You rush into the kitchen, and in your haste to get another bowl, you spill your glass of red wine on that freshly laid beige dining room carpet. As you bend down to examine the damage, you snag your panyhose and a tiny run starts up the back of your left leg. You say a few choice words and head down the hall to change your clothes.
Along the way to your bedroom, you notice that your 4-year-old son has left his crayon artwork on your freshly painted yellow walls. You yell his name — first, middle AND last — and he emerges from his room to see what the commotion is all about.
As he asks what is wrong, you notice that he has a wad of pink bubblegum stuck in his hair. Now you’re on the verge of tears, and your dinner guests should be showing up in about 10 minutes. Instead of having a breakdown, take a deep breath and then get to work. Everything you need to fix that pile of problems is already right there in your house.
To get the gum out of your child’s hair, either use peanut butter or petroleum jelly to slide it out.
To get his crayon masterpiece off the wall, sprinkle baking soda on a damp sponge and rub of that not-quite-Picasso.
To stop the run in your hose from getting any larger, paint over it with clear nail polish.
To get the red wine out of your carpet, rub club soda into the stain, wait a few minutes, then sponge it off.
To remove the pesky scratch from the glass bowl that started your whole ordeal, polish the bowl with a dollop of toothpaste.
Then take another deep breath and answer the door. Your dinner company has arrived.
Although you might not be aware of it, there are many uses for everyday items. Most food and household products have other uses besides the one for which they are primarily intended.
“After I clean my bathroom faucets, I pour a little rubbing alcohol over them and let them air dry. This not only sanitizes but makes them sparkle like new. I do the same with my kitchen sink, and they look so good afterwards,” said Tammy Carmichael, administrative assistant for the Food Science Program at MU.
Janelle Elmore, adjunct assistant professor in the Food Science Program at MU, also had an idea for using a household item to combat pesky animals outdoors.
“A friend of mine sprayed the metal pole to her bird feeder with pan-spray. The pan-spray made the pole slippery, impossible for squirrels to climb, keeping the squirrels from eating the bird food,” Elmore said.

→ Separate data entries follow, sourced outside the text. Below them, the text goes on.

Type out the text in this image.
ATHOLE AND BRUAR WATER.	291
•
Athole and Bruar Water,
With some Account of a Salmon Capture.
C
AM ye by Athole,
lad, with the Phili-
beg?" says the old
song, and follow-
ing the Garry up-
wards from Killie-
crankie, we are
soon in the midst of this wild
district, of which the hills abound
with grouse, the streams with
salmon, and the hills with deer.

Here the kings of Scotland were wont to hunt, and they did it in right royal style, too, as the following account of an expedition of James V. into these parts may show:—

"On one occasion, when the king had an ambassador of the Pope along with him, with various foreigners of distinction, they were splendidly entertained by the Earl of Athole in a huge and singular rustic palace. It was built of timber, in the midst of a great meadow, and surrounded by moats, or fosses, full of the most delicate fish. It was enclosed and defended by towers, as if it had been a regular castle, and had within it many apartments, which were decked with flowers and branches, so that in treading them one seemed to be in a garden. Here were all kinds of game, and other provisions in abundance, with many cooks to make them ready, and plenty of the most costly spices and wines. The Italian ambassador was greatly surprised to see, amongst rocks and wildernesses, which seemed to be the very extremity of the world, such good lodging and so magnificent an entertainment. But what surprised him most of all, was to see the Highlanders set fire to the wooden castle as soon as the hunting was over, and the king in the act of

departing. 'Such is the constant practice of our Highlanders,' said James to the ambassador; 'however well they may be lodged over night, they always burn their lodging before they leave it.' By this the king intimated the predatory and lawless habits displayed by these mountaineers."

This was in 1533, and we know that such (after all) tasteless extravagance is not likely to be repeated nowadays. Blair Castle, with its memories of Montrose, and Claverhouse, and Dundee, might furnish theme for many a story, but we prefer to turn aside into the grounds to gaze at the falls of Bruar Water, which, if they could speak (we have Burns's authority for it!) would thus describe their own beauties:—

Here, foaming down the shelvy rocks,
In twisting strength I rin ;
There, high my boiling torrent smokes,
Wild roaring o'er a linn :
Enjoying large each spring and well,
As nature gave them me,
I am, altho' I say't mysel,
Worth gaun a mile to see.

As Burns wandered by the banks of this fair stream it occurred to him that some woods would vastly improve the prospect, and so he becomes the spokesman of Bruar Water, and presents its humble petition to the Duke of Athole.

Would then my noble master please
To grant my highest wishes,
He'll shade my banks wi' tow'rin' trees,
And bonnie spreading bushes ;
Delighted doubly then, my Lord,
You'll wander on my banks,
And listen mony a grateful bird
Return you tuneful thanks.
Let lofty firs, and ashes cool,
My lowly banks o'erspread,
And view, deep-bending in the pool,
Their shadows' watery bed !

Straight from the pantry and refrigerator
Coca-Cola can be used for many things other than satisfying your need for caffeine. Another use is in cooking. The Coca-Cola Consumer Information Center offers a free packet of recipes including a Mustard Herb Dressing, a Twin Cheese Dip and Sweet-Sour Cabbage. Coke can also be used to remove grease from clothes by helping to loosen the stains. Simply empty a can of Coke into a load of greasy work clothes, add detergent and run through a regular wash cycle. A third use for Coke is to clean a toilet bowl. Pour a can of Coke into the toilet bowl, let it sit for one hour, then brush and flush clean. The citric acid in Coke removes stains from vitreous china, according to Heloise, the syndicated household-hints columnist who only uses her first name.
Olive oil can also be used as more than just a cooking ingredient. To slow a dog from shedding, pour one tablespoon of olive oil on its food. In addition, olive oil can also soothe an earache. Warm the oil and insert a few drops of it into the affected ear. Plug with cotton, and then apply a hot water bottle.

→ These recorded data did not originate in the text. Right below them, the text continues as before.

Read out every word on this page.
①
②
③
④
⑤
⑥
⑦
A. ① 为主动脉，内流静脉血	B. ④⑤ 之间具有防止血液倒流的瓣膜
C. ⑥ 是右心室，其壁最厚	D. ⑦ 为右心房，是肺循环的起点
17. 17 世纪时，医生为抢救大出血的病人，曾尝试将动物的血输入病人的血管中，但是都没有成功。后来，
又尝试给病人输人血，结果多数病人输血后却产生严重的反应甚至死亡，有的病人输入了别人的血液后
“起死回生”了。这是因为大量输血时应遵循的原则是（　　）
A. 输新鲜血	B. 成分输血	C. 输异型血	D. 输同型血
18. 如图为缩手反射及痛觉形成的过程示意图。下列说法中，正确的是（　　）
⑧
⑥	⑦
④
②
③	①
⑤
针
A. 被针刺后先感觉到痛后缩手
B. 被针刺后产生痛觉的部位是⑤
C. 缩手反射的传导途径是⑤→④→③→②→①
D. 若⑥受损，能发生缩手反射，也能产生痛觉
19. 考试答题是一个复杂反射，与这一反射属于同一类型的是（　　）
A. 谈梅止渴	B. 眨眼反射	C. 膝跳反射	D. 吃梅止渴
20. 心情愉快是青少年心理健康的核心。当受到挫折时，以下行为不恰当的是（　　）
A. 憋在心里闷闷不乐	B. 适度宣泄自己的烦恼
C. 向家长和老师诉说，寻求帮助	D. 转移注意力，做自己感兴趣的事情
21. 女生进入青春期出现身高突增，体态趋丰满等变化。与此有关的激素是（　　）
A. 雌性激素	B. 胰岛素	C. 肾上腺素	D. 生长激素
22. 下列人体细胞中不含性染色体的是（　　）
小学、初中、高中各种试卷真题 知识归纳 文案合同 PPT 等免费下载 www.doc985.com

Mayonnaise is a multitasking food as well. For one, it makes a great conditioner for your hair. Once a week, apply one-half cup of mayonnaise to dry hair. Leave it on for 30 minutes, then rinse a few times before shampooing thoroughly. Besides leaving hair silky and smooth, mayonnaise also removes tar. Spread a teaspoon of mayonnaise on the tar, rub in a circular motion and then wipe it off. This method should not be used on fabrics as it can leave grease spots.
Yogurt is another food that can be used for more than eating. Yogurt tightens pores and cleanses the skin. It also soothes sunburn pain. To utilize these added bonuses of yogurt, just spread the yogurt over your face or the sunburn, wait 20 minutes, then wash it off with lukewarm water.